If Iran were developing a nuclear weapon, it would clearly be in order to deter the sort of regime change that occurred in Iraq and Libya. The difference between how the U.S. government treated those countries and how it treats North Korea, which has a nuclear weapon, is hard to miss.
But here’s the bigger problem for those ginning up war fever: There is no evidence Iran is developing a nuclear weapon! Iran is being threatened because it cant prove its not doing so.
Two U.S. National Intelligence Estimates, one in 2007 and one in 2011, judged that Iran shut down its nuclear weapons program in 2003. (NIE’s represent the judgment of Americas dozen-and-a-half intelligence agencies.)

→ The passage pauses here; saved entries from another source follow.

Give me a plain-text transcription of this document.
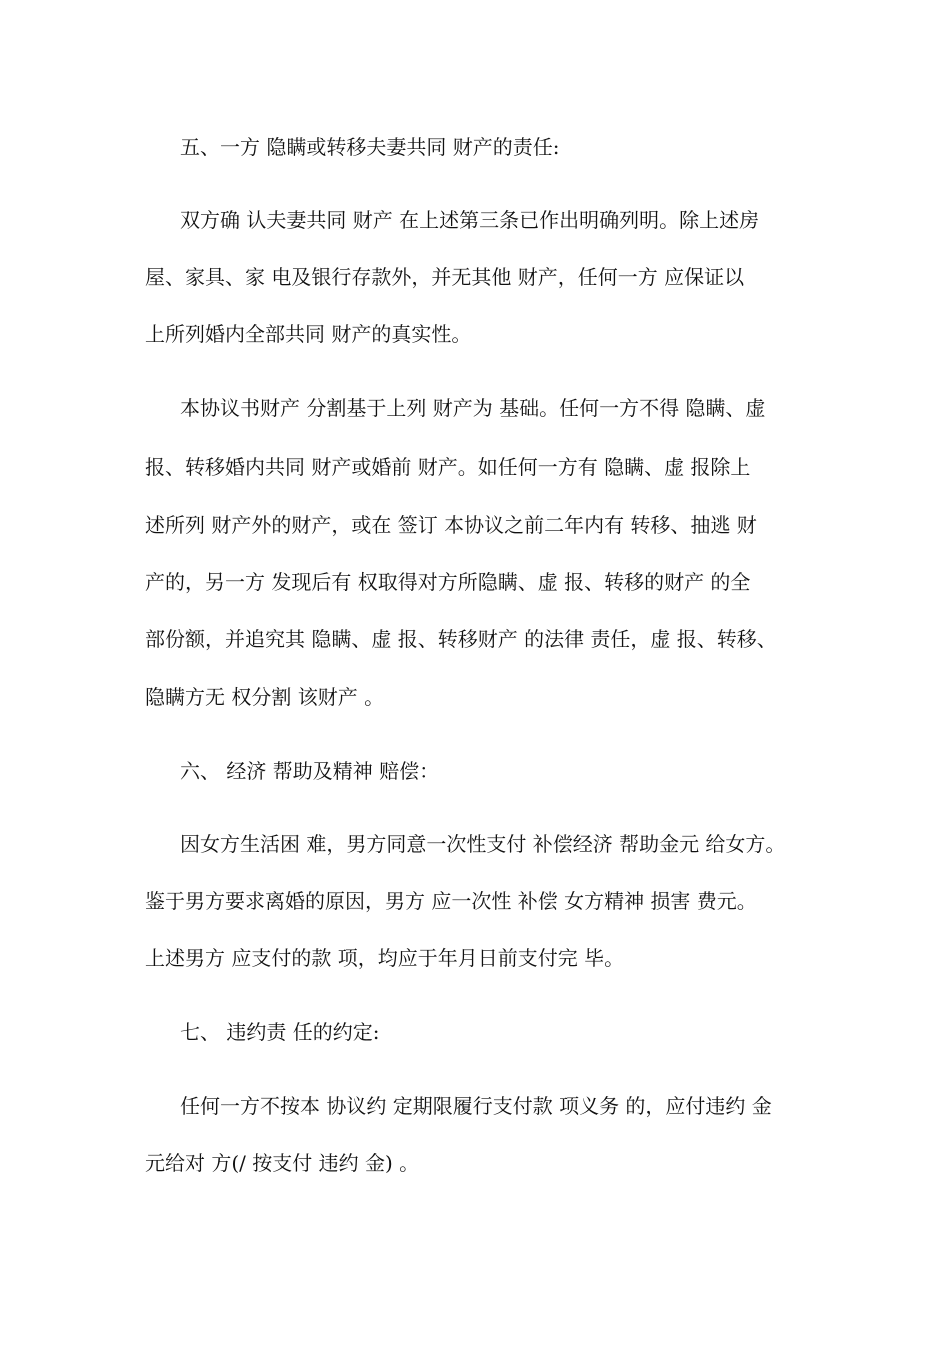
五、一方 隐瞒或转移夫妻共同 财产的责任:

双方确 认夫妻共同 财产 在上述第三条已作出明确列明。除上述房

屋、家具、家 电及银行存款外，并无其他 财产，任何一方 应保证以

上所列婚内全部共同 财产的真实性。

本协议书财产 分割基于上列 财产为 基础。任何一方不得 隐瞒、虚

报、转移婚内共同 财产或婚前 财产。如任何一方有 隐瞒、虚 报除上

述所列 财产外的财产，或在 签订 本协议之前二年内有 转移、抽逃 财

产的，另一方 发现后有 权取得对方所隐瞒、虚 报、转移的财产 的全

部份额，并追究其 隐瞒、虚 报、转移财产 的法律 责任，虚 报、转移、

隐瞒方无 权分割 该财产 。

六、 经济 帮助及精神 赔偿：

因女方生活困 难，男方同意一次性支付 补偿经济 帮助金元 给女方。

鉴于男方要求离婚的原因，男方 应一次性 补偿 女方精神 损害 费元。

上述男方 应支付的款 项，均应于年月日前支付完 毕。

七、 违约责 任的约定:

任何一方不按本 协议约 定期限履行支付款 项义务 的，应付违约 金

元给对 方(/ 按支付 违约 金) 。
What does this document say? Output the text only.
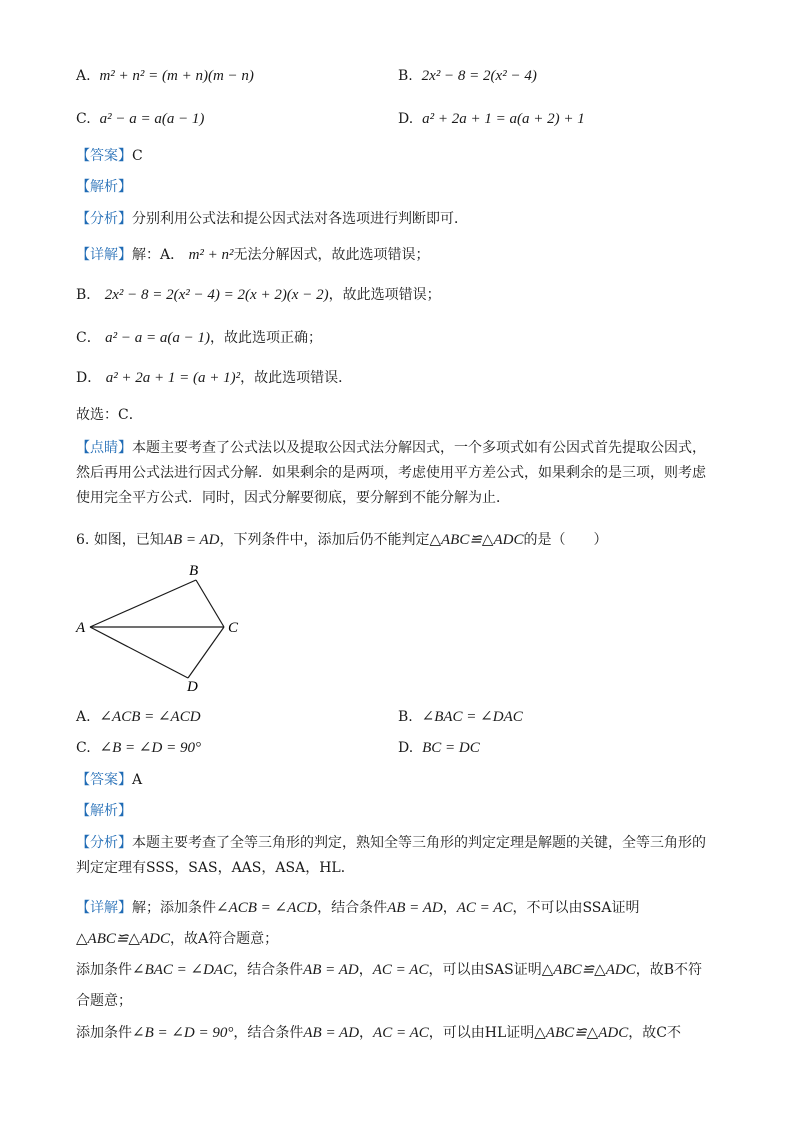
A. m² + n² = (m + n)(m − n)	B. 2x² − 8 = 2(x² − 4)
C. a² − a = a(a − 1)	D. a² + 2a + 1 = a(a + 2) + 1
【答案】C
【解析】
【分析】分别利用公式法和提公因式法对各选项进行判断即可．
【详解】解：A． m² + n²无法分解因式，故此选项错误；
B． 2x² − 8 = 2(x² − 4) = 2(x + 2)(x − 2)，故此选项错误；
C． a² − a = a(a − 1)，故此选项正确；
D． a² + 2a + 1 = (a + 1)²，故此选项错误．
故选：C．
【点睛】本题主要考查了公式法以及提取公因式法分解因式，一个多项式如有公因式首先提取公因式，然后再用公式法进行因式分解．如果剩余的是两项，考虑使用平方差公式，如果剩余的是三项，则考虑使用完全平方公式．同时，因式分解要彻底，要分解到不能分解为止．
6. 如图，已知AB = AD，下列条件中，添加后仍不能判定△ABC≌△ADC的是（　　）
A
B
C
D
A. ∠ACB = ∠ACD	B. ∠BAC = ∠DAC
C. ∠B = ∠D = 90°	D. BC = DC
【答案】A
【解析】
【分析】本题主要考查了全等三角形的判定，熟知全等三角形的判定定理是解题的关键，全等三角形的判定定理有SSS，SAS，AAS，ASA，HL．
【详解】解；添加条件∠ACB = ∠ACD，结合条件AB = AD，AC = AC，不可以由SSA证明△ABC≌△ADC，故A符合题意；
添加条件∠BAC = ∠DAC，结合条件AB = AD，AC = AC，可以由SAS证明△ABC≌△ADC，故B不符合题意；
添加条件∠B = ∠D = 90°，结合条件AB = AD，AC = AC，可以由HL证明△ABC≌△ADC，故C不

But what about the most recent IAEA report? According to the Washington Post,
Intelligence provided to U.N. nuclear officials shows that Iran’s government has mastered the critical steps needed to build a nuclear weapon, receiving assistance from foreign scientists to overcome key technical hurdles, according to Western diplomats and nuclear experts briefed on the findings.
Yet if one digs below the surface, one finds that the IAEA certified that Iran has not diverted nuclear materials from peaceful to military purposes. (Uranium appropriate for medical or power-generating purposes is unsuitable for making bombs.) While the report darkly alludes to undeclared nuclear materials, it provides no evidence that they exist.
Many experts have ridiculed the politicized report as essentially recycling old dubious allegations. Flynt Leverett and Hillary Mann Leverett, two Middle East authorities on President George W. Bush’s National Security Council, wrote,
The report does not in any way demonstrate that Iran is developing a nuclear weapon. Rather, it once again affirms, as the IAEA has for decades, Iran’s non-diversion of nuclear material. In other words, even if the Islamic Republic wanted to build nuclear weapons (and Tehran continues to deny, at the highest levels of authority, that it wishes to do so) it does not have the weapons-grade material essential to the task. [The] report [focused] on unsubstantiated intelligence reports, provided almost entirely by the United States, Israel, and other Western governments. In fact, no one has ever produced a shred of evidence that Iran has ever actually tried to build a nuclear weapon or taken a decision to do so.
The Obama administration says it prefers sanctions and diplomacy, but as long as Iran is required to prove a negative, the chance of war is real. The American military opposes it Iran would make Iraq look like a schoolyard yet Obama, Romney, and other prominent political figures rattle their sabers. This is sheer madness.